III. DISCRIMINATION PREVENTION TECHNIQUES IN DATA MINING 

The discovery of discriminatory situations and practices, hidden in a dataset of historical decision 
records, is an extremely difficult task due to typically highly dimensional data and indirect discrimination 
dataset. As most of effective decision models of data mining are constructed on the basis of historical decision 
records and automated, this extracted knowledge incur with discrimination. This may be because the data from 
which the knowledge is extracted contain patterns with discriminatory bias. Hence, data mining from historical 
data may lead to the discovery of traditional prejudices. Thus prevention of discrimination knowledge based 
decision support systems; discovery is a more challenging issue. 

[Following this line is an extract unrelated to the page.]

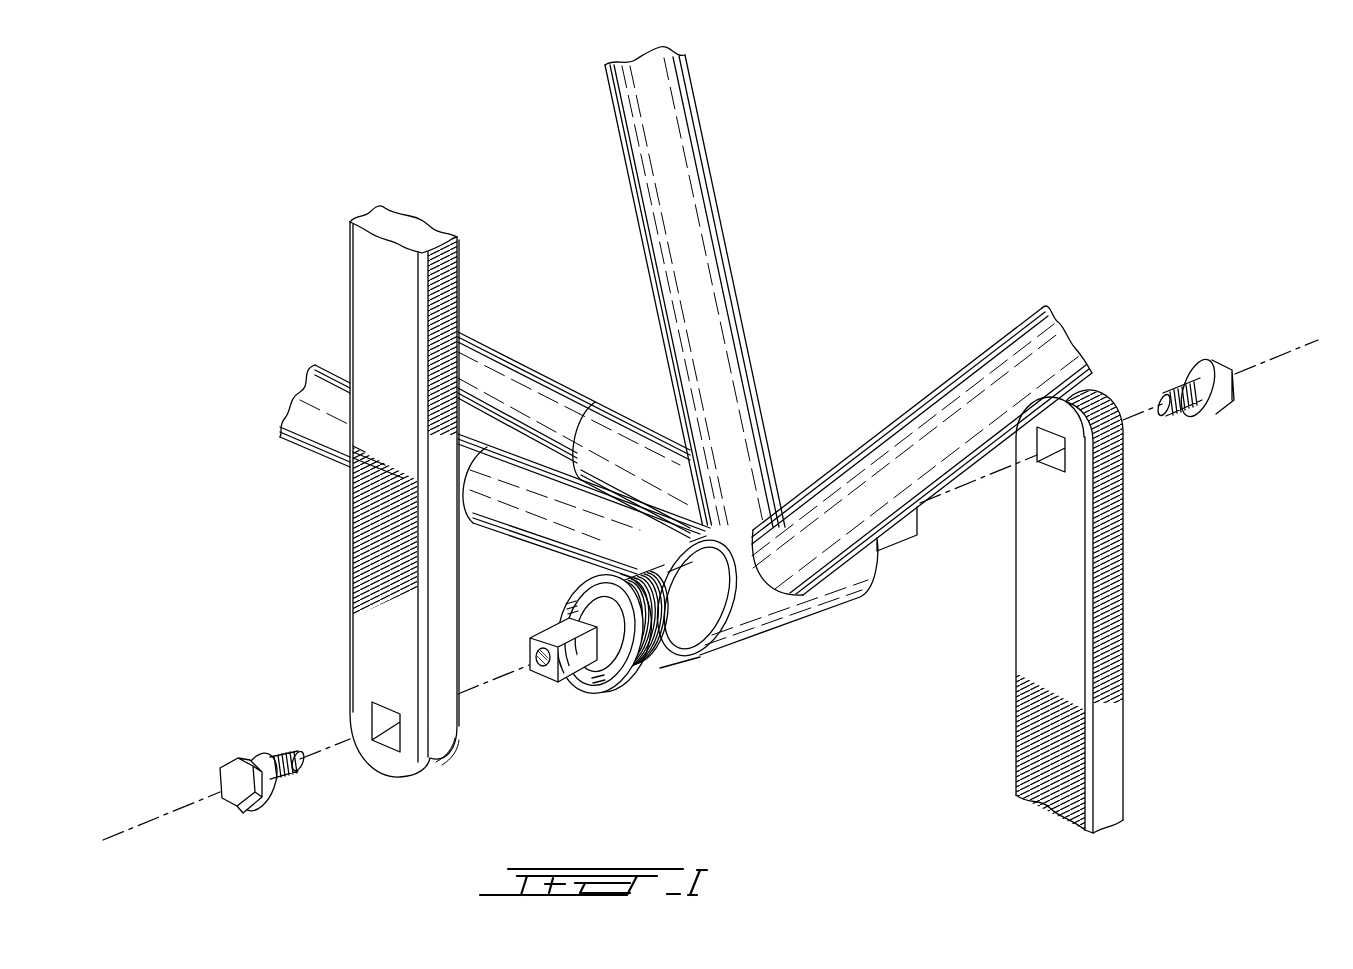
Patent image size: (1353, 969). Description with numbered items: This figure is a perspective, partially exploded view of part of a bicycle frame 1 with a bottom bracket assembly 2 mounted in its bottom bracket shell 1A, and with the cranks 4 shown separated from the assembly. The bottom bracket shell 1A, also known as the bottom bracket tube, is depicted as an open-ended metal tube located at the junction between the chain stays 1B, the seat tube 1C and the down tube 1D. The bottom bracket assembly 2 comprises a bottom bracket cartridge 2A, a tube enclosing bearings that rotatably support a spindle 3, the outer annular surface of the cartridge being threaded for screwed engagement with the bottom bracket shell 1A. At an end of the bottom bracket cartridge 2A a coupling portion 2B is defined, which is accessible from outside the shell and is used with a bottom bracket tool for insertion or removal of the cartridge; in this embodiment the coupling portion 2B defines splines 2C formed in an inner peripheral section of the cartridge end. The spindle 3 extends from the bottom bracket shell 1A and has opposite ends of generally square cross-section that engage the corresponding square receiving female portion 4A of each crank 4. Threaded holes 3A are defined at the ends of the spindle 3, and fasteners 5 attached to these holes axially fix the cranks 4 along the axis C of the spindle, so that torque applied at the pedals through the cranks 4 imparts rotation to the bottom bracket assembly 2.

There are three different approaches for discrimination prevention in data mining: 

Preprocessing: Removing of discrimination from original source data in such a way that no unbiased rule can 
be mined from the transformed data and applying any standard algorithm. This preprocessing approach is useful 
in such cases where data set should be published and performed by external parties. 

In-processing: Change of knowledge discovery algorithm in such a way that resulting model do not contain 
biased decision rules. In-processing discrimination prevention depends on new special purpose algorithm. In this 
standard data mining algorithm cannot be used. 

Postprocessing: Instead of removing biases from original data set or modify the standard data mining 
algorithm, resulting data mining models are modified. This approach does not allow the data set to be published, 
only modified mining models can be published. So this can be performed only by data holder. 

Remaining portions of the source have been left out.